Image of plan by Lorenzo Cafaro from Pixabay

Land Use Planning and Development Charges legislation

Policy Update March 05, 2015

Changes have been introduced to Land Use Planning and Development Charges legislation.

AMO will be reviewing the Bill in detail once it is posted.  In the meantime, the following are the highlights of the changes as we understand them.

a)    Streamlining Land Use Planning and Appeals in Ontario
The legislative amendments to the Planning Act  are aimed at increased public participation, improved municipal control over decisions, and better dispute resolution.
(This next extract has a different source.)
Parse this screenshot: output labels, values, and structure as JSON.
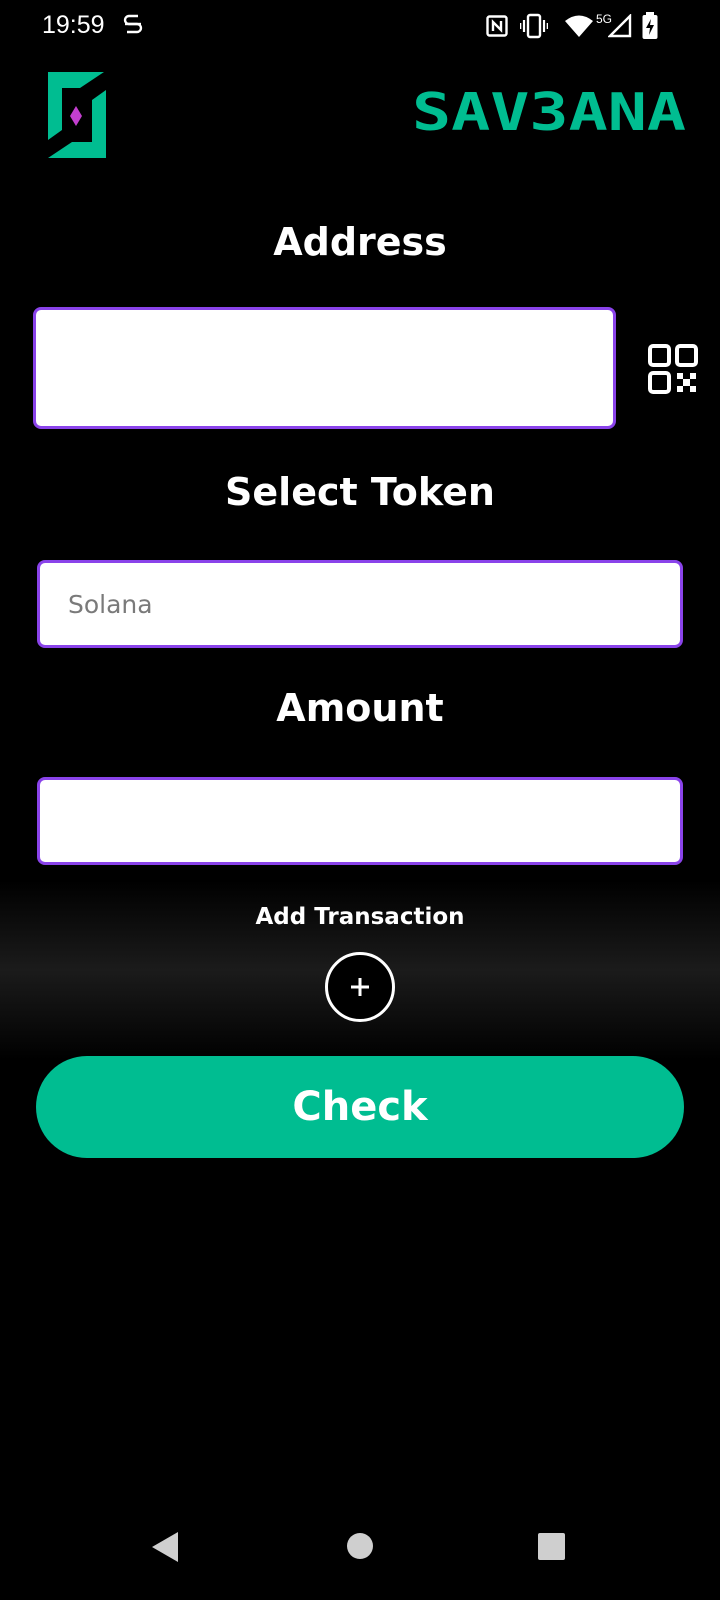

  • The amendments would revise the development approvals system to a “community planning permit system” which would enhance input from residents, municipal staff and developers. This system would coordinate zoning, site plan, and other development applications so a proposed development would be considered and approved as a whole than in pieces.  
  • Bill would require official plan policies to explain how and when the public is consulted.  In addition, municipalities would have to provide an explanation of how public input has influenced planning decisions. Planning Advisory Committees would be required to include citizen representatives.
  • Official Plan reviews would be extended to ten years from the current five-year review period.  It is anticipated that this would reduce appeals.  In addition, there would be no amendments to the Plan in the first two years except those initiated by the municipality.  Likewise, once the community planning permit system is established, it would not be subject to private appeals for five years.  
  • The Province will introduce a process to define “minor” for minor variances.
  • Dispute resolution will be promoted through limiting what is appealable and by introducing a 90 day “pause” to allow resolution of official plan issues.

There was considerable, in-depth consultation with AMO’s Planning Task Force on the planning process challenges and we look forward to confirming what advice was taken.
b)    Development Charges Act Proposals
Changes to the Development Charges Act  are intended to help municipalities cover costs while increasing transparency and support higher density development.


  • Capital costs for transit would be recoverable at 100% and waste diversion capital costs would become an eligible service area but not landfills.  
  • Adds greater onus for oversight and reporting on funds and charges on development that fall outside of what is allowed in legislation.
  • Reporting practices for how development charges are collected and spent, including those charges under Section 37 of the Planning Act (bonus, parkland dedication) will be devised.  It is expected that there will be more stringent oversight of development charges funds and how these funds fit into long term planning and asset management.  
  • A significant proposal is that “development charges would be payable at the time the first building permit was issued for a building”.
  • A Development Charges Working Group is proposed to be created to provide additional advice on outstanding complex issues.

While some of these changes to the DCA reflect AMO advice given during consultations, a more detailed review will be required to consider the impacts of these proposed changes to municipal operations.  The inclusion of transit and waste costs represents a step in the right direction but other services remain either discounted or not included at all which does not allow us to say growth is truly paying for growth.